Werkende vaders maakten de afgelopen jaren nauwelijks extra gebruik van verlofregelingen, terwijl zij dat wel graag zouden willen. Zo laat onderzoek van het Centraal Bureau voor de Statistiek (CBS) zien.
In 2017 deed 87 procent van de werkende vaders met kinderen onder de één jaar een beroep op kraamverlof, (extra) arbeidsduurverkorting (adv) of vakantiedagen. Dat was 85 procent in 2015. De werkende vaders zijn in die periode dus nauwelijks meer gebruik gaan maken van verlof- of vakantieregelingen na de geboorte van een kind. Daarbij deed maar 11 procent van de werkende vaders in 2017 een beroep op ouderschapsverlof. Hiermee is het gebruik van dat verlof door vaders vergeleken met 2015 nagenoeg gelijk gebleven.
Opmerkelijk hierbij is dat veel vaders wel behoefte hebben aan verlof of vakantie.
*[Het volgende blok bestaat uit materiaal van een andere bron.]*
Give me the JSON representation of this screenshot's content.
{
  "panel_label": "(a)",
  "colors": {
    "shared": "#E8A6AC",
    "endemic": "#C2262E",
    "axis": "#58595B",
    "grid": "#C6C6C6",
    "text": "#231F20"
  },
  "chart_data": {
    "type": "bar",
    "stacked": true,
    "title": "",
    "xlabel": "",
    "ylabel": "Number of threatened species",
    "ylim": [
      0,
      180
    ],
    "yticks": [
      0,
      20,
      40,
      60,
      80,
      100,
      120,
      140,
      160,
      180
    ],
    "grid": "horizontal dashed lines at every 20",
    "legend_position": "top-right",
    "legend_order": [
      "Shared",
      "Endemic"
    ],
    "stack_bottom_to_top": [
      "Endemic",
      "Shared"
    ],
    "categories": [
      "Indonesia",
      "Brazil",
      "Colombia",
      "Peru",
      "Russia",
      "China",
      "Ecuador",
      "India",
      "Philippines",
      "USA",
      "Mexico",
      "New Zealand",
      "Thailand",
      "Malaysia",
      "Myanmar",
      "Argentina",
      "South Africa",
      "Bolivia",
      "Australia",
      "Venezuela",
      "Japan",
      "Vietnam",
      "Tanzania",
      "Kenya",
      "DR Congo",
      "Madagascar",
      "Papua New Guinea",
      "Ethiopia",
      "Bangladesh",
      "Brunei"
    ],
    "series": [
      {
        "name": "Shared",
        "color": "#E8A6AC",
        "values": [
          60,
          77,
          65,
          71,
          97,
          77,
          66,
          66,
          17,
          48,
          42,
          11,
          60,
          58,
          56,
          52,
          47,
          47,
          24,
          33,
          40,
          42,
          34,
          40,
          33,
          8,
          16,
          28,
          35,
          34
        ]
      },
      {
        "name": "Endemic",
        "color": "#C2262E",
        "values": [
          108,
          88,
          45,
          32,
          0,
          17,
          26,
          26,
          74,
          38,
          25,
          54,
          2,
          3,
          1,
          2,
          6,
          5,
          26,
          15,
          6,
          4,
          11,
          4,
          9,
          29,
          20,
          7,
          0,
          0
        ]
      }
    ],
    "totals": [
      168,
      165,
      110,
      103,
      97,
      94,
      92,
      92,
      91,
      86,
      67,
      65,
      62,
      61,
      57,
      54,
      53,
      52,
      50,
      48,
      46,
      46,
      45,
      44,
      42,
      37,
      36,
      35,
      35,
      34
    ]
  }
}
Dat ze dit niet doen, heeft te maken met de financiële gevolgen, het gevoel dat het niet kan vanwege het werk of omdat ze collega’s niet onnodig willen belasten. Werkende vaders hebben wel vaker thuiswerkdagen dan mannen zonder kinderen. Bijna de helft van de vaders met een kind tot twaalf jaar werkte in 2017 thuis. Daarvan had 6 procent een vaste thuiswerkdag en werkte 25 procent incidenteel vanuit huis. Van de werkende vaders werkte 17 procent alleen vanuit huis.
De kraamverlofregeling is per 1 januari 2019 vervallen. Werknemers met een partner die is bevallen, kunnen nu gebruik maken van geboorteverlof. Dat heeft een duur van één keer de wekelijkse arbeidsduur. Een werknemer met een werkweek van 32 uur heeft dus recht op 32 uur geboorteverlof. Tijdens het geboorteverlof betaalt de werkgever het volledige loon door van de werknemer. Het is nog niet bekend of werknemers met de introductie van geboorteverlof een groter beroep zijn gaan doen op verlof na de geboorte van een baby.